Be prepared—new statutory claims may not be covered under existing policies.
In June 2018, California enacted the toughest data privacy law in the United States. Companies doing business in California may have to make significant changes to their insurance programs to protect against the risks created by the statute.
The California Consumer Privacy Act of 2018 ("CCPA") requires companies to make detailed disclosures about their data collection and sharing practices. It also requires companies to honor consumer requests to delete personal information or stop sharing it with third parties. Companies could face statutory liability under the CCPA when inadequate security measures result in the disclosure of personal information—in a data breach or otherwise. Consumers may recover statutory damages of $100 to $750 per person per violation.
This new statutory damages provision could lead to a surge in data breach lawsuits. Even relatively minor cyber incidents may attract the attention of plaintiffs' class action counsel, given the amount of potential damages.
The CCPA has critical implications for insurance coverage. Many companies—even those with cyber insurance—will find that their current insurance programs do not adequately protect them against the new statutory liabilities. For example:
Many cyber policies currently on the market would not cover claims for violating the CCPA's disclosure requirements or for failing to delete data upon request. Policyholders may have to amend their policies to cover such claims.
Companies should ensure their policies contain language covering statutory damages, given the potential exposure under the CCPA.

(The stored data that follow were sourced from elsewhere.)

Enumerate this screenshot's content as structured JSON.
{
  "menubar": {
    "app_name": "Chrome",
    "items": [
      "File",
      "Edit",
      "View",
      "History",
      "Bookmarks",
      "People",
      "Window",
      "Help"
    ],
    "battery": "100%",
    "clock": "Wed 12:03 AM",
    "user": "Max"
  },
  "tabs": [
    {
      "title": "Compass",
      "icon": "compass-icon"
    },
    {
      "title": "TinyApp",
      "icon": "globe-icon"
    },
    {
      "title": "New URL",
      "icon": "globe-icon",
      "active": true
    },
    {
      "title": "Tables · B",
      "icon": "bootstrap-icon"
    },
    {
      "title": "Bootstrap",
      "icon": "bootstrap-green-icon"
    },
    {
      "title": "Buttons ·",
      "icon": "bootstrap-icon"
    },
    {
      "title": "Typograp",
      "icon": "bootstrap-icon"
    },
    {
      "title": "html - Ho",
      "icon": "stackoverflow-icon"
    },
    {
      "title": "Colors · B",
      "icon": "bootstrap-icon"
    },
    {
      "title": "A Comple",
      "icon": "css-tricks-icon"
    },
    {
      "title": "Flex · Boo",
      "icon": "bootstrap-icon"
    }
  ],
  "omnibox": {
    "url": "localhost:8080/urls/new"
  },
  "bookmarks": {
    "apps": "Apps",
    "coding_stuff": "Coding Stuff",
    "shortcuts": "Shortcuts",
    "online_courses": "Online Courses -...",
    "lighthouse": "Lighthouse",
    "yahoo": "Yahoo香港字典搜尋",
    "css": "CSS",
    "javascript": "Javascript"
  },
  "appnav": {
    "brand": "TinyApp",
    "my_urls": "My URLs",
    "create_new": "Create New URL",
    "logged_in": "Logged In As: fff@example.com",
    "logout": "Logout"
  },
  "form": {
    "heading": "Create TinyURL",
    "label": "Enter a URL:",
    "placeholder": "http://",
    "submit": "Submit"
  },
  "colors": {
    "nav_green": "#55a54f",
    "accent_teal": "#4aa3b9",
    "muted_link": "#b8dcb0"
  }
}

The CCPA may increase the likelihood of data breach litigation and drive up the cost of settlements. Under cyber policies, defense costs erode policy limits. Companies should assess whether they have sufficient policy limits to defend and settle data breach claims.
Many cyber insurers do not include coverage for regulatory claims in their standard form. Regulatory coverage becomes more important in light of the CCPA's civil penalties and the California attorney general's enforcement authority.
The CCPA becomes effective on January 1, 2020—which means corporate insurance programs will go through at least one renewal cycle before the law takes effect. Companies should use this window of opportunity to review their insurance policies and make changes as necessary to address the new exposures under the CCPA.